Loath to impair its beauty, Heaven casts them out,
and the depth of Hell does not receive them
lest on their account the evil angels gloat.
[tr. Hollander/Hollander (2007)]

This is how the vilest,
Sorriest souls have lived their lives,
Neither disgraced nor ever once admired.
Mixed among them are souls thrown from on high,
Angels who neither joined the Devil's rebellion
Nor stood with God. They simply stayed to the side.
Heaven rejected them as ugly, and Hell
Refused to let them in its deeper parts,
Outshining demons if the Devil let them dwell there.
[tr. Raffel (2010)]

Their pride to have no prejudice,
Seeking no praise for fear of taking blame,
They were for nothing, nor were they against:
They made no waves and so they made no name.
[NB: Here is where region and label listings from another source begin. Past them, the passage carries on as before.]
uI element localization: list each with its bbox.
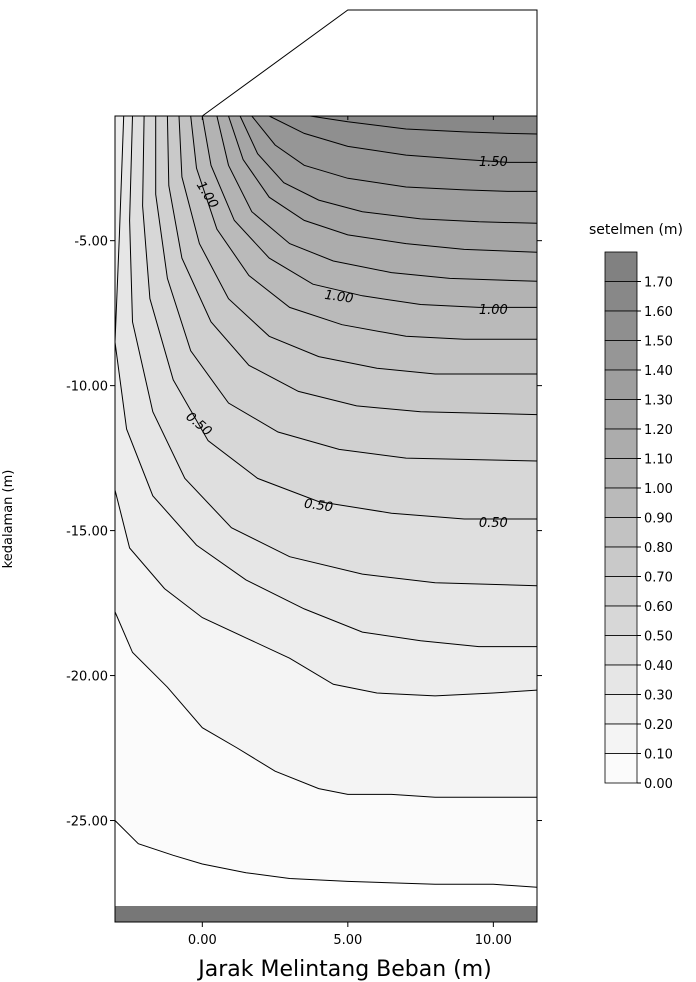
contour-label-text: 0.50: [303, 497, 334, 516]
y-axis-label: kedalaman (m): [1, 470, 16, 569]
contour-label-0: 1.50: [479, 155, 508, 170]
legend-swatch: [604, 753, 638, 784]
base-layer-bar: [115, 906, 537, 922]
legend-swatch: [604, 694, 638, 725]
y-tick-label: -10.00: [66, 380, 108, 395]
legend-swatch: [604, 517, 638, 548]
contour-label-text: 1.00: [324, 288, 355, 307]
contour-line-0.00: [115, 820, 537, 888]
x-tick-label: 5.00: [333, 933, 362, 948]
legend-swatch: [604, 605, 638, 636]
contour-label-3: 1.00: [479, 303, 508, 318]
legend-swatch: [604, 487, 638, 518]
fill-band-0.10: [115, 611, 537, 906]
legend-label: 0.40: [644, 659, 673, 674]
legend-swatch: [604, 310, 638, 341]
contour-label-text: 1.00: [479, 303, 508, 318]
legend-label: 0.90: [644, 512, 673, 527]
legend-label: 1.10: [644, 453, 673, 468]
x-axis-ticks: 0.00 5.00 10.00: [188, 116, 512, 948]
contour-line-1.40: [251, 116, 537, 192]
legend: setelmen (m) 1.70 1.60 1.50 1.40 1.30 1.20 1.1…: [589, 222, 683, 792]
contour-line-0.30: [115, 116, 537, 648]
x-axis-label: Jarak Melintang Beban (m): [196, 957, 492, 982]
legend-label: 0.10: [644, 748, 673, 763]
contour-label-5: 0.50: [303, 497, 334, 516]
legend-label: 1.60: [644, 305, 673, 320]
contour-line-1.00: [201, 116, 537, 308]
contour-line-0.60: [155, 116, 537, 462]
contour-line-1.50: [268, 116, 537, 163]
legend-swatch: [604, 399, 638, 430]
embankment-outline: [202, 9, 538, 117]
contour-line-1.30: [239, 116, 537, 224]
contour-line-0.70: [166, 116, 537, 416]
contour-line-0.90: [190, 116, 537, 340]
legend-label: 0.20: [644, 718, 673, 733]
legend-swatch: [604, 576, 638, 607]
legend-swatch: [604, 251, 638, 282]
legend-title: setelmen (m): [589, 222, 683, 238]
legend-label: 0.60: [644, 600, 673, 615]
y-tick-label: -5.00: [74, 235, 108, 250]
x-tick-label: 10.00: [475, 933, 512, 948]
contour-line-0.50: [142, 116, 537, 520]
legend-swatch: [604, 635, 638, 666]
y-tick-label: -15.00: [66, 525, 108, 540]
legend-label: 0.80: [644, 541, 673, 556]
embankment-line: [202, 9, 538, 117]
contour-fills: [115, 116, 537, 906]
legend-label: 1.00: [644, 482, 673, 497]
legend-label: 0.30: [644, 689, 673, 704]
plot-frame: [114, 115, 538, 923]
contour-line-0.80: [178, 116, 537, 375]
legend-label: 1.40: [644, 364, 673, 379]
contour-line-0.40: [129, 116, 537, 587]
legend-label: 1.50: [644, 335, 673, 350]
contour-lines: [115, 116, 537, 888]
contour-line-1.20: [228, 116, 537, 253]
contour-line-0.20: [115, 489, 537, 697]
y-tick-label: -20.00: [66, 670, 108, 685]
x-tick-label: 0.00: [188, 933, 217, 948]
legend-swatch: [604, 546, 638, 577]
legend-label: 1.30: [644, 394, 673, 409]
y-axis-ticks: -5.00 -10.00 -15.00 -20.00 -25.00: [66, 235, 542, 830]
contour-label-2: 1.00: [324, 288, 355, 307]
legend-swatch: [604, 428, 638, 459]
legend-label: 0.00: [644, 777, 673, 792]
legend-swatch: [604, 369, 638, 400]
legend-label: 0.50: [644, 630, 673, 645]
legend-swatch: [604, 458, 638, 489]
legend-swatch: [604, 281, 638, 312]
legend-label: 1.20: [644, 423, 673, 438]
legend-swatch: [604, 340, 638, 371]
y-tick-label: -25.00: [66, 815, 108, 830]
contour-labels: 1.501.001.001.000.500.500.50: [183, 155, 508, 531]
legend-label: 1.70: [644, 276, 673, 291]
legend-swatch: [604, 664, 638, 695]
contour-label-text: 0.50: [479, 516, 508, 531]
contour-line-0.10: [115, 611, 537, 798]
contour-label-text: 1.50: [479, 155, 508, 170]
contour-label-6: 0.50: [479, 516, 508, 531]
legend-label: 0.70: [644, 571, 673, 586]
legend-swatch: [604, 723, 638, 754]
contour-line-1.60: [309, 116, 537, 135]
contour-line-1.10: [216, 116, 537, 282]
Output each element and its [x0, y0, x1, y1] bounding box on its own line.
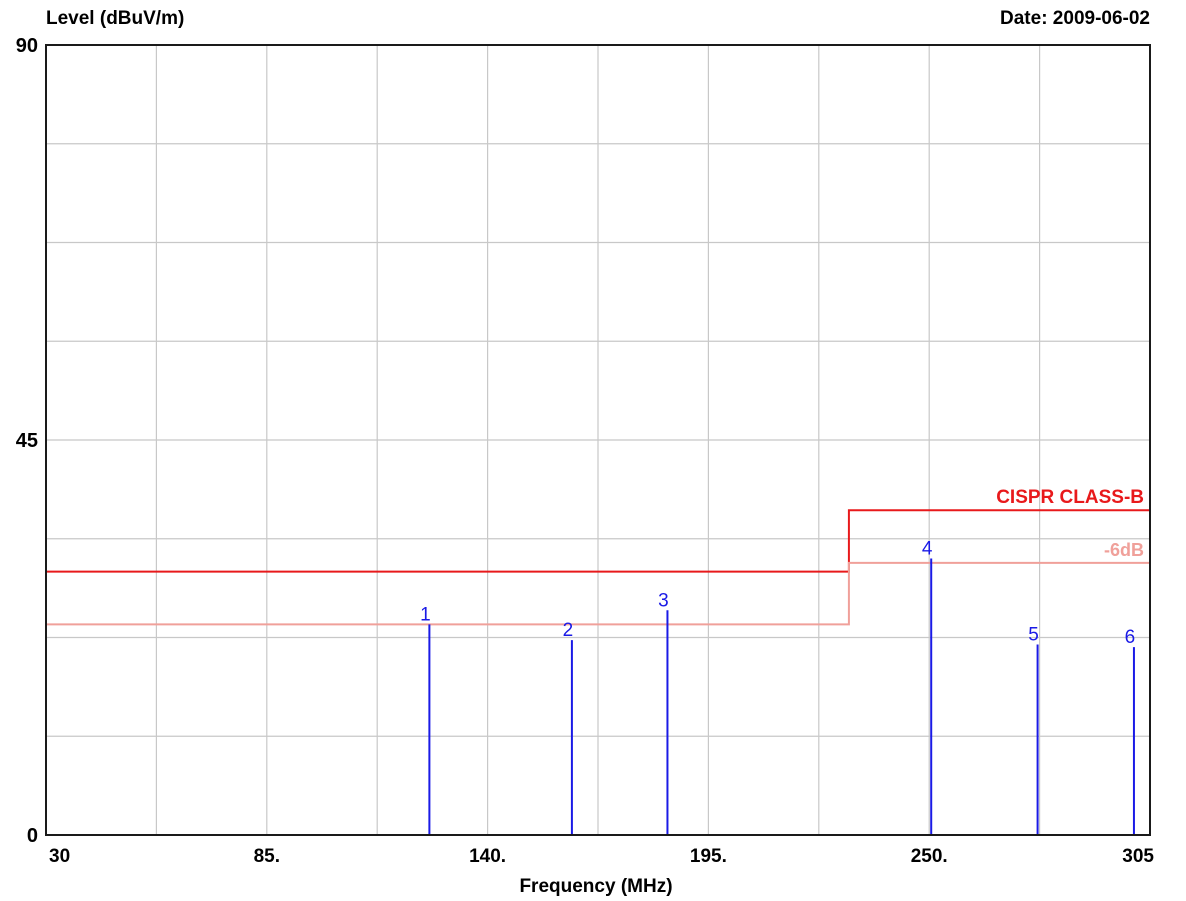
- y-tick-label: 45: [16, 430, 38, 452]
- marker-6-label: 6: [1125, 627, 1136, 648]
- markers: 1 2 3 4 5 6: [420, 539, 1136, 835]
- y-tick-label: 0: [27, 825, 38, 847]
- x-axis-label: Frequency (MHz): [519, 876, 672, 897]
- marker-5-label: 5: [1028, 625, 1039, 646]
- grid: [46, 45, 1150, 835]
- marker-1-label: 1: [420, 604, 431, 625]
- x-tick-label: 195.: [690, 846, 727, 867]
- y-tick-label: 90: [16, 35, 38, 57]
- date-label: Date: 2009-06-02: [1000, 8, 1150, 29]
- minus-6db-label: -6dB: [1104, 540, 1144, 560]
- marker-4-label: 4: [922, 539, 933, 560]
- y-axis-label: Level (dBuV/m): [46, 8, 184, 29]
- limit-lines: CISPR CLASS-B -6dB: [46, 487, 1150, 626]
- x-tick-label: 305: [1122, 846, 1154, 867]
- x-tick-label: 85.: [254, 846, 280, 867]
- plot-frame: [45, 44, 1151, 836]
- minus-6db-limit-line: [46, 561, 1150, 626]
- cispr-class-b-limit-line: [46, 509, 1150, 573]
- cispr-class-b-label: CISPR CLASS-B: [996, 487, 1144, 508]
- x-tick-label: 250.: [911, 846, 948, 867]
- marker-2-label: 2: [563, 620, 574, 641]
- x-tick-label: 30: [49, 846, 70, 867]
- x-tick-label: 140.: [469, 846, 506, 867]
- marker-3-label: 3: [658, 590, 669, 611]
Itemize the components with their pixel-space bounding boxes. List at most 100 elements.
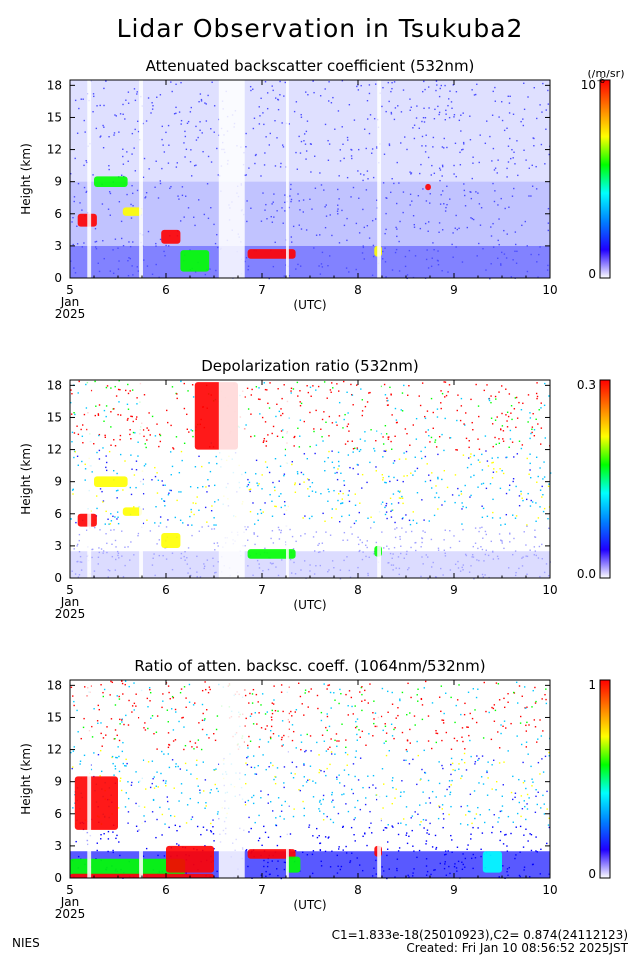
noise-dot (444, 552, 446, 554)
noise-dot (337, 188, 339, 191)
noise-dot (127, 781, 129, 783)
noise-dot (398, 270, 401, 272)
noise-dot (246, 220, 248, 223)
noise-dot (401, 495, 403, 498)
noise-dot (185, 706, 187, 708)
noise-dot (371, 875, 374, 877)
noise-dot (437, 260, 439, 262)
noise-dot (115, 115, 118, 117)
noise-dot (165, 558, 168, 560)
noise-dot (144, 722, 146, 724)
noise-dot (449, 546, 452, 549)
noise-dot (216, 233, 218, 236)
noise-dot (112, 831, 114, 833)
noise-dot (483, 389, 485, 392)
noise-dot (280, 430, 283, 432)
noise-dot (384, 506, 386, 509)
noise-dot (190, 818, 193, 821)
noise-dot (281, 745, 283, 747)
noise-dot (358, 511, 360, 514)
noise-dot (71, 489, 74, 491)
noise-dot (167, 162, 170, 164)
noise-dot (326, 715, 329, 718)
noise-dot (476, 255, 478, 257)
noise-dot (476, 559, 478, 561)
noise-dot (271, 860, 273, 862)
noise-dot (423, 749, 425, 752)
noise-dot (249, 692, 251, 695)
noise-dot (159, 433, 161, 436)
noise-dot (351, 788, 353, 791)
noise-dot (335, 508, 337, 510)
noise-dot (548, 574, 550, 577)
noise-dot (497, 731, 499, 733)
noise-dot (375, 787, 377, 789)
noise-dot (463, 761, 466, 764)
noise-dot (319, 564, 322, 567)
noise-dot (167, 124, 170, 127)
noise-dot (515, 262, 518, 264)
noise-dot (423, 687, 426, 689)
noise-dot (488, 711, 490, 714)
noise-dot (425, 840, 428, 842)
noise-dot (507, 701, 509, 703)
noise-dot (195, 125, 197, 128)
noise-dot (536, 382, 538, 384)
noise-dot (318, 808, 320, 810)
noise-dot (362, 786, 364, 789)
noise-dot (291, 461, 293, 463)
noise-dot (417, 813, 419, 815)
noise-dot (217, 561, 219, 563)
noise-dot (420, 546, 422, 548)
noise-dot (431, 702, 434, 704)
noise-dot (520, 493, 522, 495)
noise-dot (437, 264, 440, 266)
noise-dot (470, 857, 473, 860)
noise-dot (545, 109, 547, 111)
data-gap (377, 80, 382, 278)
noise-dot (335, 733, 338, 735)
noise-dot (505, 727, 507, 729)
noise-dot (184, 130, 186, 133)
noise-dot (195, 502, 197, 505)
noise-dot (119, 723, 121, 725)
noise-dot (517, 702, 519, 704)
noise-dot (131, 192, 134, 195)
noise-dot (76, 545, 78, 547)
noise-dot (396, 858, 399, 860)
noise-dot (255, 153, 257, 156)
noise-dot (414, 724, 416, 726)
noise-dot (264, 547, 266, 550)
main-title: Lidar Observation in Tsukuba2 (116, 14, 524, 43)
noise-dot (296, 471, 299, 473)
noise-dot (467, 691, 470, 694)
noise-dot (385, 505, 387, 507)
noise-dot (137, 130, 140, 133)
noise-dot (441, 392, 444, 395)
noise-dot (281, 207, 283, 209)
noise-dot (296, 381, 299, 384)
noise-dot (268, 144, 271, 146)
noise-dot (250, 207, 252, 209)
noise-dot (110, 718, 113, 720)
noise-dot (441, 719, 443, 721)
noise-dot (438, 696, 441, 698)
noise-dot (280, 531, 282, 534)
noise-dot (523, 869, 525, 871)
noise-dot (193, 216, 195, 218)
noise-dot (178, 491, 180, 493)
noise-dot (485, 487, 488, 490)
noise-dot (342, 539, 344, 542)
y-tick-label: 9 (54, 775, 62, 789)
noise-dot (494, 709, 497, 712)
noise-dot (358, 232, 361, 234)
noise-dot (391, 703, 394, 705)
noise-dot (117, 489, 119, 492)
noise-dot (366, 481, 368, 484)
noise-dot (266, 107, 269, 110)
noise-dot (73, 746, 75, 748)
noise-dot (424, 446, 426, 449)
noise-dot (524, 220, 527, 223)
noise-dot (548, 153, 550, 156)
x-axis-label: (UTC) (293, 898, 326, 912)
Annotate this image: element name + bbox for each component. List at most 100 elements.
Now their neutrality is recompense,
For here there is no cautious holding back:
Voices once circumspect are now incensed
And raise to make each other's eardrums crack
Thus they are joined to that self-seeking squad
Of angels fitted neither to rebel
Against, nor put their heartfelt faith in, God --
Hunted from Heaven and locked out of Hell
Because the perfect sky would brook no blur,
And in the lower depths the rebels prized
The glory won from being what they were,
Not the nonentities that they despised.